Neural Network
Implements the Spark MLlib MultiLayer Perceptron Classifier (MLPC), a feedforward neural network that consists of multiple layers of nodes in a directed graph, each layer fully connected to the next one in the network.
Information at a Glance
The Neural Network operator can be exported and used in other workflows in the same workspace.
Nodes in the input layer represent the input features. All other nodes map inputs to outputs using a linear combination of the inputs, with the node's weights (w) and bias (b). The nodes apply a nonlinear activation function depending on their types of layers: sigmoidfunction for nodes in hidden layers; softmaxfunction for nodes in the output layer.
The output layer represents the classes to predict.
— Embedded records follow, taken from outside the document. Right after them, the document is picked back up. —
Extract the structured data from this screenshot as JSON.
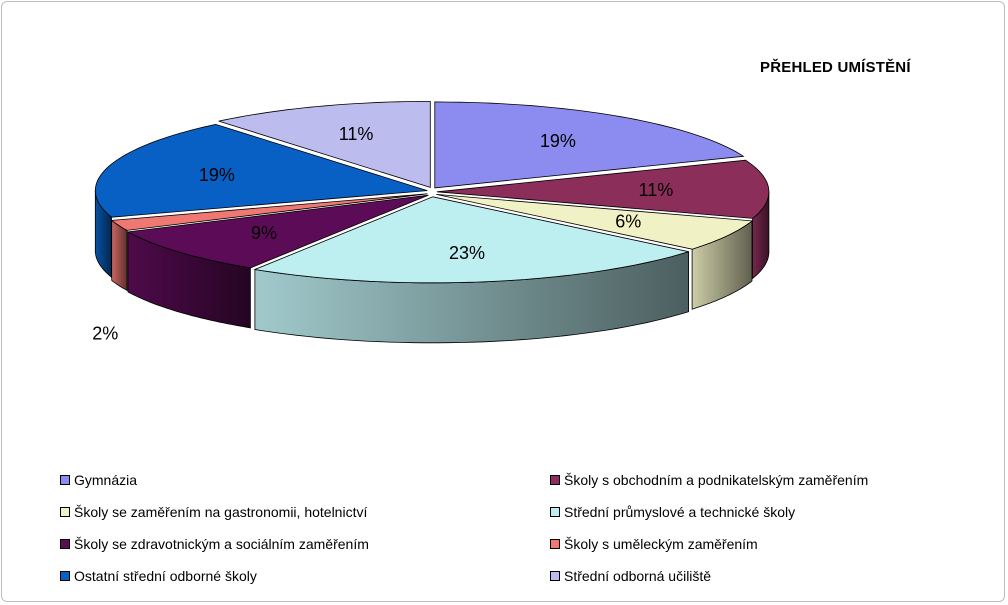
{
  "chart_data": {
    "type": "pie",
    "title": "PŘEHLED UMÍSTĚNÍ",
    "series": [
      {
        "categories": [
          "Gymnázia",
          "Školy s obchodním  a podnikatelským  zaměřením",
          "Školy se zaměřením  na gastronomii, hotelnictví",
          "Střední průmyslové  a technické školy",
          "Školy se zdravotnickým a sociálním zaměřením",
          "Školy s uměleckým zaměřením",
          "Ostatní střední odborné  školy",
          "Střední odborná  učiliště"
        ],
        "values": [
          19,
          11,
          6,
          23,
          9,
          2,
          19,
          11
        ],
        "labels": [
          "19%",
          "11%",
          "6%",
          "23%",
          "9%",
          "2%",
          "19%",
          "11%"
        ]
      }
    ],
    "colors": [
      "#8b8bf0",
      "#8b2e5a",
      "#f1f1c6",
      "#bdeef0",
      "#5c0c57",
      "#f07872",
      "#0860c4",
      "#bcbcee"
    ],
    "legend_position": "bottom",
    "style": "3d-exploded"
  }
}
For learning, the model the output layer uses the backpropagation function.
Because the MLPC requires continuous features as input nodes, categorical features can be used as predictors by first applying One-Hot Encoding (converting categorical columns to columns of binary vectors with a most a single 1-value).
For more information about the MLPC, see https://spark.apache.org/docs/1.6.1/ml-classification-regression.html#multilayer-perceptron-classifier and https://en.wikipedia.org/wiki/Multilayer_perceptron.
Input
An HDFS data set input, including predictor columns and a dependent column to predict.
- Bad or Missing Values
- If a row contains a null value in at least one of the independent columns or the dependent column, the row is removed from the data set. The number of null values removed can be listed in the Summary section of the output (depending on the chosen option for Write Rows Removed Due to Null Data To File).
Restrictions
If the model is exported using the Export operator to the Team Studio Model format, then this model can be loaded in other workflows in the current workspace using the Load Model operator. Scoring HDFS inputs is supported, but the model is not SQL compatible and does not score against a relational database connection.
Configuration
Parameter | Description |
---|---|
Notes | Any notes or helpful information about this operator's parameter settings. When you enter content in the Notes field, a yellow asterisk is displayed on the operator. |
Dependent Column | A dependent column that contains the label to predict. This column can be categorical or numeric (each number is considered as a distinct label). |
Columns | The columns to use as independent features to train the model. Both numeric and categorical are supported. |
Hidden Layers (Comma-Separated) | The number of hidden layers and number of neurons associated with each layer using an integer comma-separated list. (for example, "6,3" means two hidden layers with six and three neurons respectively).
If the default value (-1) is used, the algorithm automatically sets one hidden layer. number of neurons = (nb_neurons_input_layer + nb_neurons_output_layer ) / 2. |
Maximum Iterations |
The maximum number of iterations.
Default value: 100. |
Tolerance |
The convergence tolerance of iterations. Smaller values lead to higher accuracy at the cost of more iterations.
Default value: 10E-4. |
Random Seed | The random seed to use to initialize the weights of the Neural Network. Range: -10000 < seed < 10000. Default value: -1 (random initialization). |
Compute Classification Metrics on Training Set | Yes (the default) - performance metrics of the model on the input are displayed in the output Tab Training Metrics. The model accuracy is provided as well as for each label to predict, the associated recall, precision, and F1 measure. |
Write Rows Removed Due to Null Data To File | Rows with null values in at least one of the independent columns or the dependent column are removed from the analysis. Use this parameter to specify that the data with null values be written to a file.
The file is written to @default_tempdir/tsds_out/@user_name/@flow_name/@operator_name_uuid/bad_data
|
Advanced Spark Settings Automatic Optimization |
|
Output
- Visual Output
- A visual output with three tabs -
Summary,
Training Metrics, and
Neural Network Weights.
Summary:
Training Metrics (This tab is displayed only if the option Compute Classification Metrics on Training Set was set to Yes):
- Data Output
- A neural network model than can be used for classifying new input data using the Classifier or Predictor operator. Alternatively, it can be connected to classification evaluation operators such as Confusion Matrix, ROC, and Goodness of Fit. It can be exported using the Export operator (to be reused in other workflows in the current workspace).
Additional Notes
To improve Neural Network performance, try the following.
- Scale and normalize your input features before training the model to equally distribute the importance of each input and avoid saturating the hidden layers (otherwise the naturally large values become dominant). This also helps the algorithm to converge faster.
- If your training data set is very imbalanced (that is, one label is much more represented than another), resample it so all classes are well represented (you can use the Resampling operator). This is likely to improve your model accuracy.